Situé à Jérusalem-Est, le quartier de Sheikh Jarrah est devenu la cible des colons israéliens qui veulent expulser les Palestiniens qui y vivent. Cette appropriation des terres palestiniennes a ses adversaires : des jeunes militants israéliens des droits de l’homme déterminés à faire triompher la justice et les valeurs démocratiques.
Cela fait une dizaine d’années que des mouvements d’extrême droite s’efforcent de s’approprier les maisons et les terrains des Palestiniens du quartier de Sheikh Jarrah, situé entre la vieille ville et le Mont Scopus. En 2008, un jugement leur a donné gain de cause, en reconnaissant qu’une partie du quartier était la propriété de Juifs sépharades qui s’y étaient installés à l’époque ottomane. Une victoire qui s’est concrétisée en août 2009 par une procédure d’expulsion exécutée par la police de Jérusalem.
Les Palestiniens de Sheikh Jarrah ont pour la plupart dû quitter leur foyer situé en Israël lors de la Guerre d’indépendance en 1948. Ils ont ensuite trouvé refuge à Jérusalem-Est, sous souveraineté jordanienne à partir de 1949. Ces expulsions transforment donc une seconde fois ces Palestiniens en réfugiés.

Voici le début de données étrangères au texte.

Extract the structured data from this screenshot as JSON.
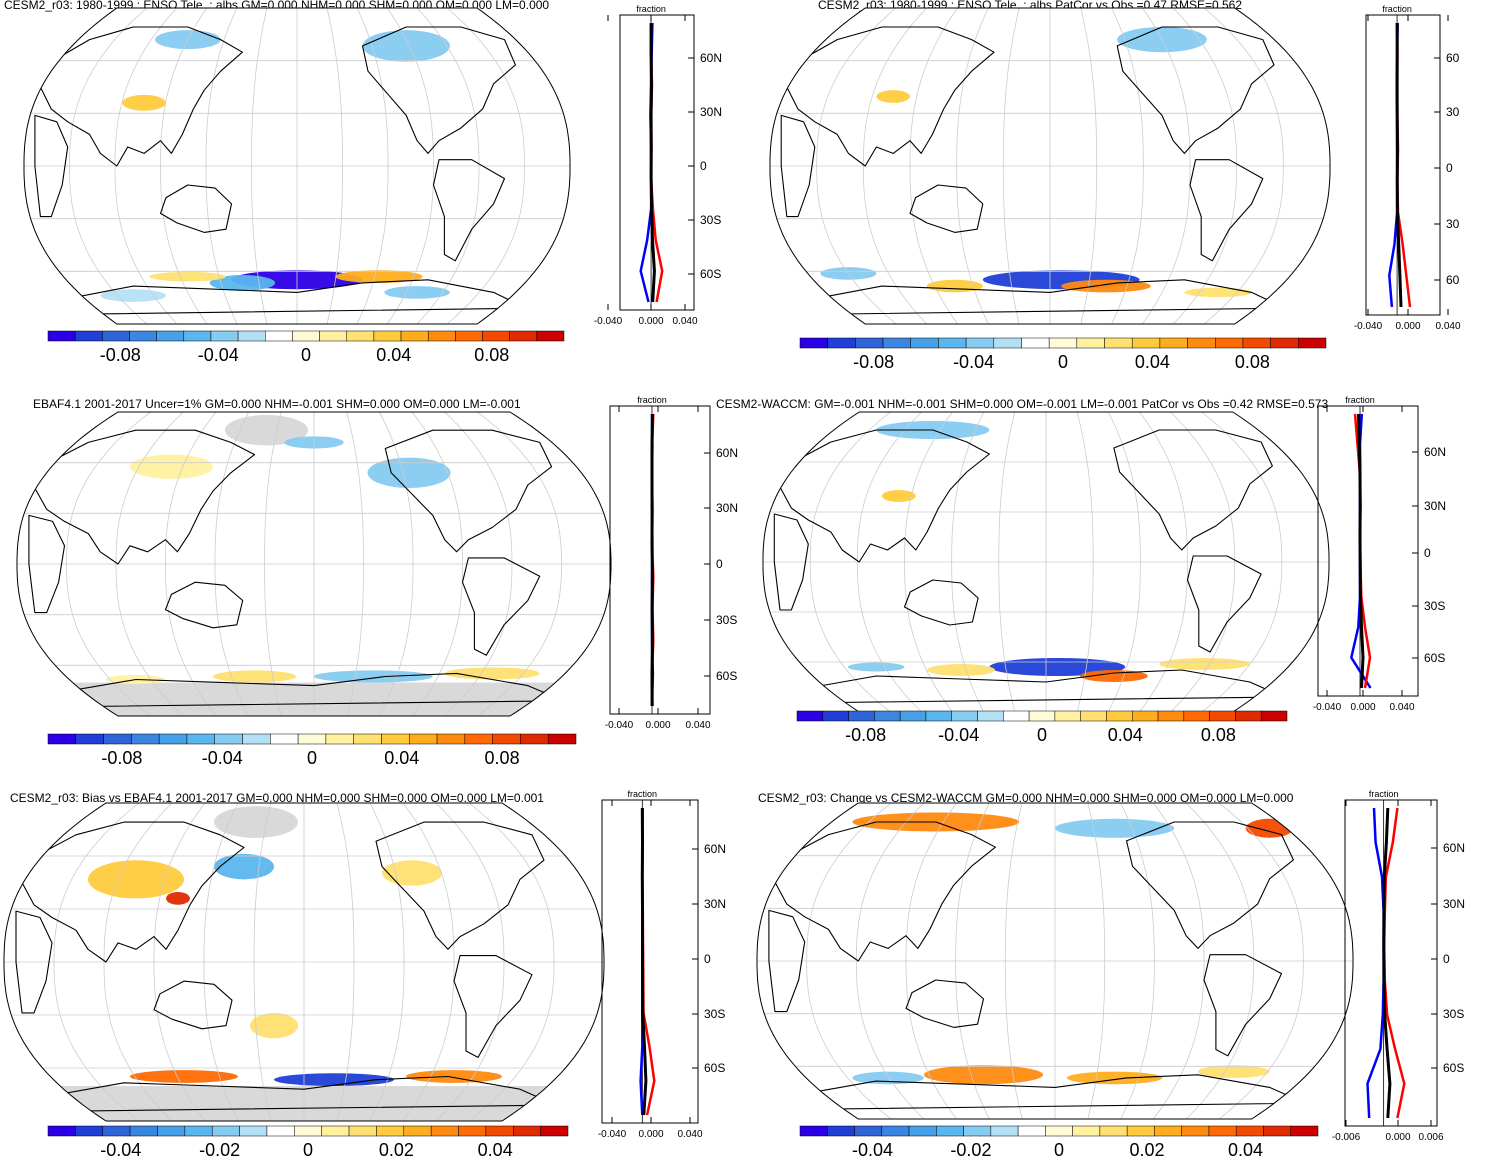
{
  "colors": {
    "ocean": "#ffffff",
    "land_outline": "#000000",
    "grid": "#cccccc",
    "missing": "#d9d9d9",
    "zonal_model": "#ff0000",
    "zonal_obs": "#0000ff",
    "zonal_mean": "#000000",
    "palette": [
      "#2b00e6",
      "#1f3fd6",
      "#2f64d9",
      "#3b86e0",
      "#46a1e8",
      "#5ab6ee",
      "#86cbf0",
      "#b4e0f5",
      "#ffffff",
      "#fffbd6",
      "#fff1a0",
      "#ffe070",
      "#ffcb3d",
      "#ffad1f",
      "#ff8a10",
      "#ff6a05",
      "#f24a00",
      "#e02a00",
      "#cc0000"
    ]
  },
  "panels": [
    {
      "id": "top-left",
      "title": "CESM2_r03: 1980-1999 : ENSO Tele. : albs GM=0.000 NHM=0.000 SHM=0.000 OM=0.000 LM=0.000",
      "colorbar_labels": [
        "-0.08",
        "-0.04",
        "0",
        "0.04",
        "0.08"
      ],
      "profile_header": "fraction",
      "profile_ticks": [
        "-0.040",
        "0.000",
        "0.040"
      ],
      "lat_labels": [
        "60N",
        "30N",
        "0",
        "30S",
        "60S"
      ]
    },
    {
      "id": "top-right",
      "title": "CESM2_r03: 1980-1999 : ENSO Tele. : albs PatCor vs Obs =0.47 RMSE=0.562",
      "colorbar_labels": [
        "-0.08",
        "-0.04",
        "0",
        "0.04",
        "0.08"
      ],
      "profile_header": "fraction",
      "profile_ticks": [
        "-0.040",
        "0.000",
        "0.040"
      ],
      "lat_labels": [
        "60",
        "30",
        "0",
        "30",
        "60"
      ]
    },
    {
      "id": "middle-left",
      "title": "EBAF4.1 2001-2017 Uncer=1% GM=0.000 NHM=-0.001 SHM=0.000 OM=0.000 LM=-0.001",
      "colorbar_labels": [
        "-0.08",
        "-0.04",
        "0",
        "0.04",
        "0.08"
      ],
      "profile_header": "fraction",
      "profile_ticks": [
        "-0.040",
        "0.000",
        "0.040"
      ],
      "lat_labels": [
        "60N",
        "30N",
        "0",
        "30S",
        "60S"
      ]
    },
    {
      "id": "middle-right",
      "title": "CESM2-WACCM: GM=-0.001 NHM=-0.001 SHM=0.000 OM=-0.001 LM=-0.001 PatCor vs Obs =0.42 RMSE=0.573",
      "colorbar_labels": [
        "-0.08",
        "-0.04",
        "0",
        "0.04",
        "0.08"
      ],
      "profile_header": "fraction",
      "profile_ticks": [
        "-0.040",
        "0.000",
        "0.040"
      ],
      "lat_labels": [
        "60N",
        "30N",
        "0",
        "30S",
        "60S"
      ]
    },
    {
      "id": "bottom-left",
      "title": "CESM2_r03: Bias vs EBAF4.1 2001-2017 GM=0.000 NHM=0.000 SHM=0.000 OM=0.000 LM=0.001",
      "colorbar_labels": [
        "-0.04",
        "-0.02",
        "0",
        "0.02",
        "0.04"
      ],
      "profile_header": "fraction",
      "profile_ticks": [
        "-0.040",
        "0.000",
        "0.040"
      ],
      "lat_labels": [
        "60N",
        "30N",
        "0",
        "30S",
        "60S"
      ]
    },
    {
      "id": "bottom-right",
      "title": "CESM2_r03: Change vs CESM2-WACCM GM=0.000 NHM=0.000 SHM=0.000 OM=0.000 LM=0.000",
      "colorbar_labels": [
        "-0.04",
        "-0.02",
        "0",
        "0.02",
        "0.04"
      ],
      "profile_header": "fraction",
      "profile_ticks": [
        "-0.006",
        "0.000",
        "0.006"
      ],
      "lat_labels": [
        "60N",
        "30N",
        "0",
        "30S",
        "60S"
      ]
    }
  ],
  "chart_data": [
    {
      "type": "heatmap",
      "title": "CESM2_r03: 1980-1999 : ENSO Tele. : albs GM=0.000 NHM=0.000 SHM=0.000 OM=0.000 LM=0.000",
      "projection": "Robinson (Pacific-centered)",
      "colorbar_range": [
        -0.1,
        0.1
      ],
      "colorbar_ticks": [
        -0.08,
        -0.04,
        0,
        0.04,
        0.08
      ],
      "zonal_profile": {
        "xlabel": "fraction",
        "xlim": [
          -0.06,
          0.06
        ],
        "xticks": [
          -0.04,
          0.0,
          0.04
        ],
        "ylim": [
          -80,
          80
        ],
        "yticks": [
          60,
          30,
          0,
          -30,
          -60
        ]
      }
    },
    {
      "type": "heatmap",
      "title": "CESM2_r03: 1980-1999 : ENSO Tele. : albs PatCor vs Obs =0.47 RMSE=0.562",
      "projection": "Robinson (Pacific-centered)",
      "colorbar_range": [
        -0.1,
        0.1
      ],
      "colorbar_ticks": [
        -0.08,
        -0.04,
        0,
        0.04,
        0.08
      ],
      "zonal_profile": {
        "xlabel": "fraction",
        "xlim": [
          -0.06,
          0.06
        ],
        "xticks": [
          -0.04,
          0.0,
          0.04
        ],
        "ylim": [
          -80,
          80
        ],
        "yticks": [
          60,
          30,
          0,
          -30,
          -60
        ]
      }
    },
    {
      "type": "heatmap",
      "title": "EBAF4.1 2001-2017 Uncer=1% GM=0.000 NHM=-0.001 SHM=0.000 OM=0.000 LM=-0.001",
      "projection": "Robinson (Pacific-centered)",
      "colorbar_range": [
        -0.1,
        0.1
      ],
      "colorbar_ticks": [
        -0.08,
        -0.04,
        0,
        0.04,
        0.08
      ],
      "zonal_profile": {
        "xlabel": "fraction",
        "xlim": [
          -0.06,
          0.06
        ],
        "xticks": [
          -0.04,
          0.0,
          0.04
        ],
        "ylim": [
          -80,
          80
        ],
        "yticks": [
          60,
          30,
          0,
          -30,
          -60
        ]
      }
    },
    {
      "type": "heatmap",
      "title": "CESM2-WACCM: GM=-0.001 NHM=-0.001 SHM=0.000 OM=-0.001 LM=-0.001 PatCor vs Obs =0.42 RMSE=0.573",
      "projection": "Robinson (Pacific-centered)",
      "colorbar_range": [
        -0.1,
        0.1
      ],
      "colorbar_ticks": [
        -0.08,
        -0.04,
        0,
        0.04,
        0.08
      ],
      "zonal_profile": {
        "xlabel": "fraction",
        "xlim": [
          -0.06,
          0.06
        ],
        "xticks": [
          -0.04,
          0.0,
          0.04
        ],
        "ylim": [
          -80,
          80
        ],
        "yticks": [
          60,
          30,
          0,
          -30,
          -60
        ]
      }
    },
    {
      "type": "heatmap",
      "title": "CESM2_r03: Bias vs EBAF4.1 2001-2017 GM=0.000 NHM=0.000 SHM=0.000 OM=0.000 LM=0.001",
      "projection": "Robinson (Pacific-centered)",
      "colorbar_range": [
        -0.05,
        0.05
      ],
      "colorbar_ticks": [
        -0.04,
        -0.02,
        0,
        0.02,
        0.04
      ],
      "zonal_profile": {
        "xlabel": "fraction",
        "xlim": [
          -0.06,
          0.06
        ],
        "xticks": [
          -0.04,
          0.0,
          0.04
        ],
        "ylim": [
          -80,
          80
        ],
        "yticks": [
          60,
          30,
          0,
          -30,
          -60
        ]
      }
    },
    {
      "type": "heatmap",
      "title": "CESM2_r03: Change vs CESM2-WACCM GM=0.000 NHM=0.000 SHM=0.000 OM=0.000 LM=0.000",
      "projection": "Robinson (Pacific-centered)",
      "colorbar_range": [
        -0.05,
        0.05
      ],
      "colorbar_ticks": [
        -0.04,
        -0.02,
        0,
        0.02,
        0.04
      ],
      "zonal_profile": {
        "xlabel": "fraction",
        "xlim": [
          -0.009,
          0.009
        ],
        "xticks": [
          -0.006,
          0.0,
          0.006
        ],
        "ylim": [
          -80,
          80
        ],
        "yticks": [
          60,
          30,
          0,
          -30,
          -60
        ]
      }
    }
  ]
}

Lorsque l’affaire des expulsions de Sheikh Jarrah éclate, il y a deux ans, en août 2009, des militants israéliens défendant les droits des résidents palestiniens se mobilisent et décident de créer le Sheikh Jarrah Solidarity Movement. « Peu de gens dans l’opinion publique étaient au courant de ce qui se passait réellement dans ce quartier », se souvient Sara Benninga, membre fondatrice. « Aujourd’hui, les choses ont changé. La presse internationale s’est intéressée au problème et même en Israël, les gens savent ce que ce nom évoque ».

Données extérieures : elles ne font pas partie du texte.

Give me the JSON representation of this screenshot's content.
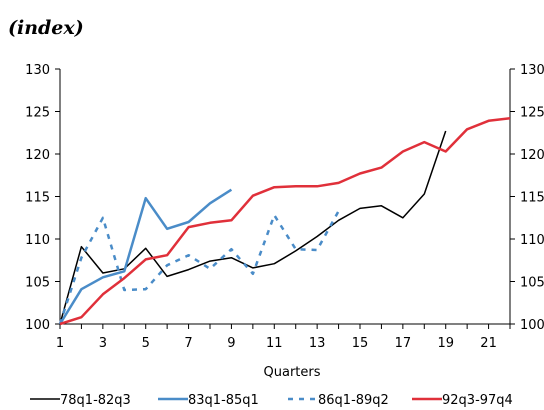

Le mouvement de Sheikh Jarrah a depuis accompli un formidable travail en mobilisant une nouvelle génération de militants. Ils sont jeunes, plein d’idées et d’énergie. Et surtout, ils ont réussi à impliquer des intellectuels influents, que ce soient des professeurs d’université, des artistes ou des écrivains reconnus. Cela ne s’était plus produit depuis longtemps. « L’action que nous menons n’est pas le fait d’une bande de marginaux », insiste Sara Benninga. « Des anciens ambassadeurs d’Israël nous ont apporté leur soutien. Plus de vingt personnalités israéliennes de premier plan, dont des lauréats du Prix Israël, ont même signé en mai dernier une lettre ouverte appelant les dirigeants européens à reconnaître officiellement un Etat Palestinien indépendant. Cet appel a été lancé par notre mouvement ». Cette médiatisation accrue ne la berce pas pour autant d’illusions. Cette militante active est consciente que la bataille n’est pas gagnée, et que le combat mené par son mouvement n’est pas partagé par la majorité des Israéliens.
Une législation discriminatoire
La mobilisation en faveur des Palestiniens de Sheikh Jarrah n’est pas aisée, en raison d’une législation israélienne largement discriminatoire à l’égard des Palestiniens et des Arabes israéliens. La loi de 1950 sur la propriété des absents les empêche de récupérer leurs terres en Israël ou d’obtenir des dédommagements. Par ailleurs, les colons revendiquent devant les tribunaux la propriété des terrains de Sheikh Jarrah, en prétendant qu’ils appartenaient à des Juifs avant 1948. « En essayant de s’approprier des terrains dans les quartiers arabes de Jérusalem-Est, les colons et les milliardaires juifs américains qui les soutiennent sont en train de rouvrir la question des réfugiés arabes de 1948, alors que tout le monde sait qu’il s’agit d’une boîte de pandore », s’inquiète Sara Benninga. « On se demande vraiment si les colons souhaitent la survie d’Israël en tant qu’Etat juif lorsqu’ils agitent ce dossier explosif », s’interroge-t-elle.
L’attitude de la municipalité de Jérusalem n’est pas neutre. Souvent complices de ces appropriations faites par les colons, les autorités municipales s’efforcent de transformer leurs revendications en plans d’aménagement qui répondent en réalité à des préoccupations idéologiques et religieuses.
Pour de nombreux observateurs politiques, l’apparition du Sheikh Jarrah Solidarity Movement a eu le mérite de donner à la gauche israélienne et au camp de la paix un nouveau souffle qui permettra également de rétablir le dialogue entre Juifs et Arabes.